Washington D.C., Jan. 17, 2017 —The Securities and Exchange Commission today announced that Allergan Inc. has agreed to admit securities law violations and pay a $15 million penalty for disclosure failures in the wake of a hostile takeover bid.
The SEC’s order finds that Allergan failed to disclose in a timely manner its negotiations with potentially friendlier merger partners in the months following a tender offer from Valeant Pharmaceuticals International and co-bidders in June 2014. Allergan publicly stated in a disclosure filing that the Valeant bid was inadequate and it was not engaging in negotiations that could result in a merger. It was required to amend the filing if a material change occurred. According to the SEC’s order, Allergan never publicly disclosed material negotiations it entered with a different company that would have made it more difficult for Valeant to acquire a larger combined entity. And after those negotiations failed, the investing public wasn’t informed that Allergan entered into merger talks with Actavis, the company that ultimately acquired Allergan, until the announcement that a merger agreement had been executed.

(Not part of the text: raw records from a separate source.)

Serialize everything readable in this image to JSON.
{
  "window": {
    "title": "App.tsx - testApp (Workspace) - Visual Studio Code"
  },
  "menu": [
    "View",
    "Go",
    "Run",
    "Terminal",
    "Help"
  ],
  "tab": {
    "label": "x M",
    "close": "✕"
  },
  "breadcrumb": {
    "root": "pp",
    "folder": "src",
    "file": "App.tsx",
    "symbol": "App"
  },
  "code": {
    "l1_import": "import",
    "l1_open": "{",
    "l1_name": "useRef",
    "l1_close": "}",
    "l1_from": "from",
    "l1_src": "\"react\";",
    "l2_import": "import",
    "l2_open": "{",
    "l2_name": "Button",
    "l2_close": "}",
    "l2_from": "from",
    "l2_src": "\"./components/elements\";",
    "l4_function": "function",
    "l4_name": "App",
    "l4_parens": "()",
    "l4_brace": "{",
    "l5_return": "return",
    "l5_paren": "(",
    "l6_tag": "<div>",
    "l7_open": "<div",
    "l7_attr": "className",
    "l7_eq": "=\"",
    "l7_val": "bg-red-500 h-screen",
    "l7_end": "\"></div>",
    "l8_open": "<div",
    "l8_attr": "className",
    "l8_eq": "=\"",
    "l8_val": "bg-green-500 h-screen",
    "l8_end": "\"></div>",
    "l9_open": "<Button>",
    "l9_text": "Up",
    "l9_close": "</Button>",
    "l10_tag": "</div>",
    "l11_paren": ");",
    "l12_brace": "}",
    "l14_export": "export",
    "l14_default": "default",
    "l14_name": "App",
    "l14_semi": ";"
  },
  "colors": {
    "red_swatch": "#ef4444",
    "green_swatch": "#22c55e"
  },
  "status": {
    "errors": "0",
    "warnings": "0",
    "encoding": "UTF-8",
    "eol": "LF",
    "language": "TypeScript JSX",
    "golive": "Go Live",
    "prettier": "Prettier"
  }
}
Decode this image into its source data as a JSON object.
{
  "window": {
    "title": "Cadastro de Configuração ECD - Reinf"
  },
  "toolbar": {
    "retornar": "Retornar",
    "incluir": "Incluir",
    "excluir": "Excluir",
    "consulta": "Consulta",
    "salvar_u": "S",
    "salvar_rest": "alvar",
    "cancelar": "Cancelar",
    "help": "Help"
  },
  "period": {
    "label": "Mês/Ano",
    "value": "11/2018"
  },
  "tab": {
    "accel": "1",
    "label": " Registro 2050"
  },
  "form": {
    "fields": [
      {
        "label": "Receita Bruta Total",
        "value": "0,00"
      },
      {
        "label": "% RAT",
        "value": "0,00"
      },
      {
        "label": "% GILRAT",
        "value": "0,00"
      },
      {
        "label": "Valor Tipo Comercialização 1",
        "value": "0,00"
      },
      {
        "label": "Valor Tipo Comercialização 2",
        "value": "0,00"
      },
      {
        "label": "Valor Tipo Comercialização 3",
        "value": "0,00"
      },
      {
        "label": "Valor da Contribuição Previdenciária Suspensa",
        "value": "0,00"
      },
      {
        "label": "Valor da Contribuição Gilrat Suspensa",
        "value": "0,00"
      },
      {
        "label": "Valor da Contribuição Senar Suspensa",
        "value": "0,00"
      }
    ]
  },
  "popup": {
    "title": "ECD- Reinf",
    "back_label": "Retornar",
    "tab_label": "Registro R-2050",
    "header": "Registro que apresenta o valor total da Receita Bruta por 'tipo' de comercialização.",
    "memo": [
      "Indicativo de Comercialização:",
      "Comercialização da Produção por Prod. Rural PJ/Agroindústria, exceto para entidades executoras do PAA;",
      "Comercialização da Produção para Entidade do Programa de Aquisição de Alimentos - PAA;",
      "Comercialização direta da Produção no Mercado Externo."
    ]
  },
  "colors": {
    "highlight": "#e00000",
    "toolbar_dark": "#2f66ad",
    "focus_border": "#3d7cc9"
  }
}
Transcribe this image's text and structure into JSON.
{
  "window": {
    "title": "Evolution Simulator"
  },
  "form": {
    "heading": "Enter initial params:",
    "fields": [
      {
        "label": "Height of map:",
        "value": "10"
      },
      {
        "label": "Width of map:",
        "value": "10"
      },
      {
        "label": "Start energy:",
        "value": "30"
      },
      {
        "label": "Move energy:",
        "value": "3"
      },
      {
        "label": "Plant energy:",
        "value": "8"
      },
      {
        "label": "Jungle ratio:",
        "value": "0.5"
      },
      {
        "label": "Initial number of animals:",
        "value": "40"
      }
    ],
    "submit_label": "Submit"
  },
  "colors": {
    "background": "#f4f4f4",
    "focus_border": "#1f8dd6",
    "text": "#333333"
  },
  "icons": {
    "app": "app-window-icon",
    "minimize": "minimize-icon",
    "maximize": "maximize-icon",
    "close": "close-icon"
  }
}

“Allergan failed to fully and timely disclose information about potential merger transactions it was negotiating behind the scenes in response to the Valeant bid,” said Andrew M. Calamari, Director of the SEC’s New York Regional Office. “As outlined in our order, Allergan was slow to act even after SEC staff reminded the company about its disclosure obligations.”
Allergan, now a wholly owned subsidiary of Allergan plc, admitted the facts in the SEC’s cease-and-desist order finding that the company violated Section 14(d) of the Securities Exchange Act of 1934 and Rule 14d-9.
The SEC’s investigation was conducted by John Lehmann, Mark Germann, and Charles Riely of the New York office, and the case was supervised by Sanjay Wadhwa.